Erschienen am: Fr, 10.05.2013

Für die Volkswahl und fürs Asylgesetz

RHEINECK. Die Delegierten der St. Galler SVP-Kantonalpartei beschlossen am Mittwoch nur Ja-Parolen. Für eine kantonale Volksinitiative «Steuererhöhungen vors Volk» muss sie nun 8000 Unterschriften zusammenbringen.

Der St. Galler Nationalrat Roland Büchel stellte den Delegierten der SVP-Kantonalpartei am Mittwochabend in Rheineck die SVP-Volksinitiative «Volkswahl des Bundesrats» vor. Mit der Initiative will die SVP den Stimmbürgern ermöglichen, die Bundesräte direkt zu wählen, so wie das seit langem für die Gemeinde- und Regierungsräte der Fall ist.

Die SVP wolle damit sicherstellen, «dass auch der Bundesrat direkt dem Volk gegenüber verantwortlich ist». Die Delegierten sprachen sich mit 108 Ja zu 7 Nein für die Volkswahl aus.

Für revidiertes Asylgesetz

Nationalrat Lukas Reimann erklärte die Hauptpunkte der Revision des Asylgesetzes – vorgesehen sind Massnahmen zur Beschleunigung der Asylverfahren und spezielle Zentren für renitente Asylbewerber, um die Bevölkerung besser zu schützen.
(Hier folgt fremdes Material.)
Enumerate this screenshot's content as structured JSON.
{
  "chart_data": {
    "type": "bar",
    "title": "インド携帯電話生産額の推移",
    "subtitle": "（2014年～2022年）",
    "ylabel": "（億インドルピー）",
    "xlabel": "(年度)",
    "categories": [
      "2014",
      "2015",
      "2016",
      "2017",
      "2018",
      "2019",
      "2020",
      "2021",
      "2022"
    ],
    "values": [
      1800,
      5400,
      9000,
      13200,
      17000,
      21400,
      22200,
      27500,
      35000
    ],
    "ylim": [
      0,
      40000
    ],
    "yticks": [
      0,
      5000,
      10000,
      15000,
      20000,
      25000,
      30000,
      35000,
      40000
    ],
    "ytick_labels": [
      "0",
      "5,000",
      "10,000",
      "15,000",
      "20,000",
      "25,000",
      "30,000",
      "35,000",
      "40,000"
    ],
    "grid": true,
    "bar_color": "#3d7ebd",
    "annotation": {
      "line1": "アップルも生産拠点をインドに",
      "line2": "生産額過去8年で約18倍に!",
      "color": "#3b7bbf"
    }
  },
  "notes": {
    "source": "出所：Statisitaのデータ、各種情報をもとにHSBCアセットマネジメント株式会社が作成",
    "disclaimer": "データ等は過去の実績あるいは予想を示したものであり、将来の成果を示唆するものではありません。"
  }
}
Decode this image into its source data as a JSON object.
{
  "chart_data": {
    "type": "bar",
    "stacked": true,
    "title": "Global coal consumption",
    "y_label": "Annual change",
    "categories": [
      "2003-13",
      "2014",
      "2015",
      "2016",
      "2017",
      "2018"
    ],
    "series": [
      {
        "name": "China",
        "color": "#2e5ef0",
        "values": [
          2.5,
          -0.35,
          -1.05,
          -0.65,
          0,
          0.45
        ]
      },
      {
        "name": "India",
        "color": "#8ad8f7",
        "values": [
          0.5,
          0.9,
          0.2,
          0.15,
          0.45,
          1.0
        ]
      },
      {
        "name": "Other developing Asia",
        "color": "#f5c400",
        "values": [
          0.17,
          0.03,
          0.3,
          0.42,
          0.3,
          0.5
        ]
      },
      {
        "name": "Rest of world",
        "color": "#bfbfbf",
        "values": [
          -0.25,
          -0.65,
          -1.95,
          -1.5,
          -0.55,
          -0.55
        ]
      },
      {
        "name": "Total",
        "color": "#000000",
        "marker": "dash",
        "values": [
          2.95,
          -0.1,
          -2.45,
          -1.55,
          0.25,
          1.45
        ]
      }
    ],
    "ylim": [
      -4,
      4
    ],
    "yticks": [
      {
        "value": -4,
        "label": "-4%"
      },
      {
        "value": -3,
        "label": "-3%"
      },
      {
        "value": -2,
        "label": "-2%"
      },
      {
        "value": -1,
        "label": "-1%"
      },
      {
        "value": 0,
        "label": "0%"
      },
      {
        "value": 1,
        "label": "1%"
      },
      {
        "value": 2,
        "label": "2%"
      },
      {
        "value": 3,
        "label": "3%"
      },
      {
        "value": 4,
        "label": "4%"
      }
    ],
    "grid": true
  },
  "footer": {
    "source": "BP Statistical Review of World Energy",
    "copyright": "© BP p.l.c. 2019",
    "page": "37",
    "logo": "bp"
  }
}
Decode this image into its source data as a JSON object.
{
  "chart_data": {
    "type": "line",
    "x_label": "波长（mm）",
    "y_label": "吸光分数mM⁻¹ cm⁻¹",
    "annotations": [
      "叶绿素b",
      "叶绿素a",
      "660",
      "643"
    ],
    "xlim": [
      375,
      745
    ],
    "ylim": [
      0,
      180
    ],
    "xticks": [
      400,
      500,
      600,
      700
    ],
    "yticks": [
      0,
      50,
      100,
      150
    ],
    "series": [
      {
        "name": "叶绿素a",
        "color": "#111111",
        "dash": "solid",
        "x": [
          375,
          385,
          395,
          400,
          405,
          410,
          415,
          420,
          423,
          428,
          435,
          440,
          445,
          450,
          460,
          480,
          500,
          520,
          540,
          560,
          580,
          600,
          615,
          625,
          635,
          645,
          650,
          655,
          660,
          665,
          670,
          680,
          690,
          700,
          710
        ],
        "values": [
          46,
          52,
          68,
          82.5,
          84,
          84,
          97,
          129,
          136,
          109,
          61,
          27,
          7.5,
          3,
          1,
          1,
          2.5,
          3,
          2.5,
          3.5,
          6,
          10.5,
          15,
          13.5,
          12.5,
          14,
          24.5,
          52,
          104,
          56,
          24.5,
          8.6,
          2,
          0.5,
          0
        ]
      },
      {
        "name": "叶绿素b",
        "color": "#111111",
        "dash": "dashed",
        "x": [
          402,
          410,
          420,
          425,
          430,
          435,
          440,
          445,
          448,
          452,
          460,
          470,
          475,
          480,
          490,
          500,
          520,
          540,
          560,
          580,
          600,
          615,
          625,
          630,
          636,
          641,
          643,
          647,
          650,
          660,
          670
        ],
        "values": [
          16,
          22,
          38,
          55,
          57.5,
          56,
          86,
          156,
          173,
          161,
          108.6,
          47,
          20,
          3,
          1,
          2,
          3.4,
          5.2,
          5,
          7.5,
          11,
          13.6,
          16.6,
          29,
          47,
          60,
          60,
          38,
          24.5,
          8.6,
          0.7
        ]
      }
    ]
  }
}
Im Vorfeld der Delegiertenversammlung habe sich trotz intensiver Bemühungen kein Befürworter der Revision finden lassen, der sich bereit erklärt hätte, das Thema kontrovers mit Nationalrat Reimann zu diskutieren, heisst es im Communiqué der Partei. Die Delegierten sprachen sich nach einer Fragerunde einstimmig für die Revision aus.

Für Pensionskassen-Gesetz

Kantonsrat Christof Hartmann stellte den Delegierten das neue Gesetz über die St. Galler Pensionskasse vor, das vorsieht, die früheren Pensionskassen des Staatspersonals und der Lehrpersonen zusammenzulegen. Beide Pensionskassen haben gegenwärtig eine Unterdeckung. Für die neue Pensionskasse müssen insgesamt 300 Millionen Franken für die Ausfinanzierung aufgewendet werden, davon sind 75 Millionen von den Versicherten beizutragen. Die Delegierten beschlossen mit 108 Ja zu 3 Nein und einigen Enthaltungen, dem Gesetz zuzustimmen.

Anschliessend präsentierte Kantonsrat Mike Egger die kantonale Volksinitiative «Steuererhöhungen vors Volk», die die Junge SVP und die Kantonalpartei zusammen lancieren. Die Initiative sieht vor, dass Erhöhungen des kantonalen Steuerfusses von fünf und mehr Prozent automatisch dem Volk zur Abstimmung unterbreitet werden. Für Steuererhöhungen bis fünf Prozent gilt heute das fakultative Referendum – entweder 4000 Stimmberechtigte oder ein Drittel des Kantonsrats können eine Volksabstimmung verlangen.

Die 120 Delegierten genehmigten den Jahresbericht und die Jahresrechnung 2012 sowie das Budget des laufenden Jahres. (red.)